Mitch Cullin is perhaps best known for providing the source novel for Terry Gilliam’s Southern-fried “PSYCHO-meets-DAYS OF HEAVEN” reverie TIDELAND (2005), and this earlier Cullin text is just as twisted.  Written entirely in poetic verse, it’s a depiction of madness and outrage set, once again, in Southern America.

The narrator is Sherriff Branches, a character whose exploits bring to mind THE KILLER INSIDE ME and BAD LIEUTENANT.  The book opens with Branches tossing his stepson Danny into a well, which is already occupied by the moldering corpses of two Mexicans—both put there by Branches.

Much of the remainder of the novel consists of an extended flashback detailing Branches’ life in King County, TX.  Branches, we learn, loves beef burritos, as well as dogs, beer and AMERICA’S FUNNIEST HOME VIDEOS.  He also has a most unfortunate habit of beating prisoners senseless, and even shooting and raping them on occasion, as “Justice has my grin/plastered all over it.”  Then there’s the young woman whose body language Branches misreads, believing she’s coming onto him; Branches’ resulting actions (which he admits are a “mistake”) aren’t pretty, and nor is the ultimate resolution, which like the rest of the book pulls no punches and makes no concessions.

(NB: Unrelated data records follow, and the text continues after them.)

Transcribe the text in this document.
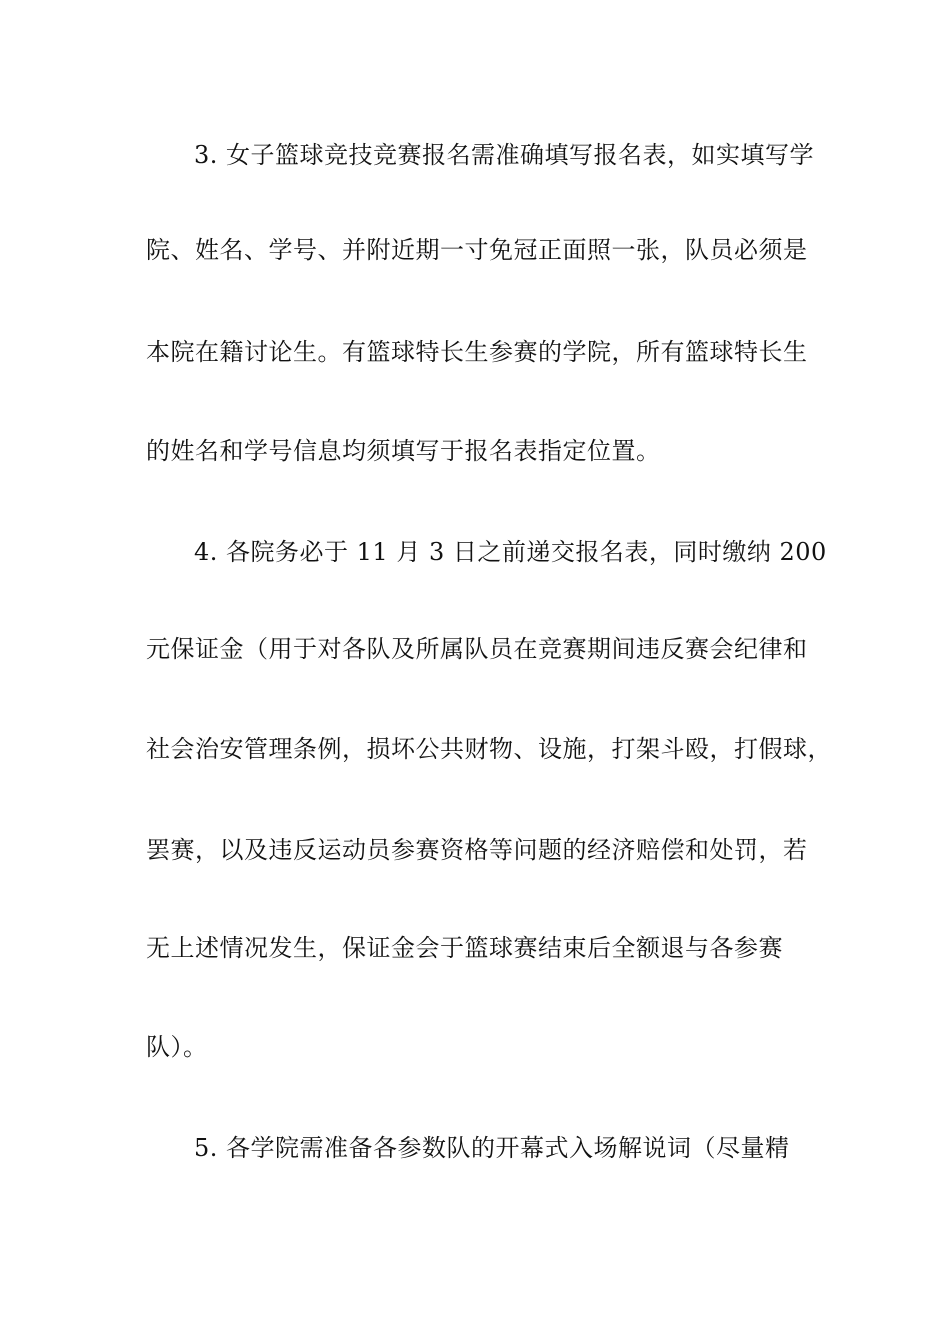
3. 女子篮球竞技竞赛报名需准确填写报名表，如实填写学
院、姓名、学号、并附近期一寸免冠正面照一张，队员必须是
本院在籍讨论生。有篮球特长生参赛的学院，所有篮球特长生
的姓名和学号信息均须填写于报名表指定位置。
4. 各院务必于 11 月 3 日之前递交报名表，同时缴纳 200
元保证金（用于对各队及所属队员在竞赛期间违反赛会纪律和
社会治安管理条例，损坏公共财物、设施，打架斗殴，打假球，
罢赛，以及违反运动员参赛资格等问题的经济赔偿和处罚，若
无上述情况发生，保证金会于篮球赛结束后全额退与各参赛
队）。
5. 各学院需准备各参数队的开幕式入场解说词（尽量精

We learn how Branches became the way he is, via childhood flashbacks marked by horrific abuse and aggression.  Danny, it seems, is on a course disturbingly similar to that of his stepfather, growing into a sullen neo-Nazi asshole—which explains, in part, the shocking actions taken by Branches in the opening chapter.

The novel’s frank depiction of the mindset of its psychopathic protagonist (“To make right,/a fella has to get muddy/every so often./He’s got to catch hold/of a problem/before it becomes a problem”) is its foremost distinction.  The gritty portrayal of the rural Texas landscapes (“Dust devils/whip the ground,/whisk the russet earth/toward the judging sky”) is another standout element.  Those two things collide in a story that also provides a bleak depiction of police corruption and skewed morality, issues that despite this book’s 2000 publication couldn’t be timelier.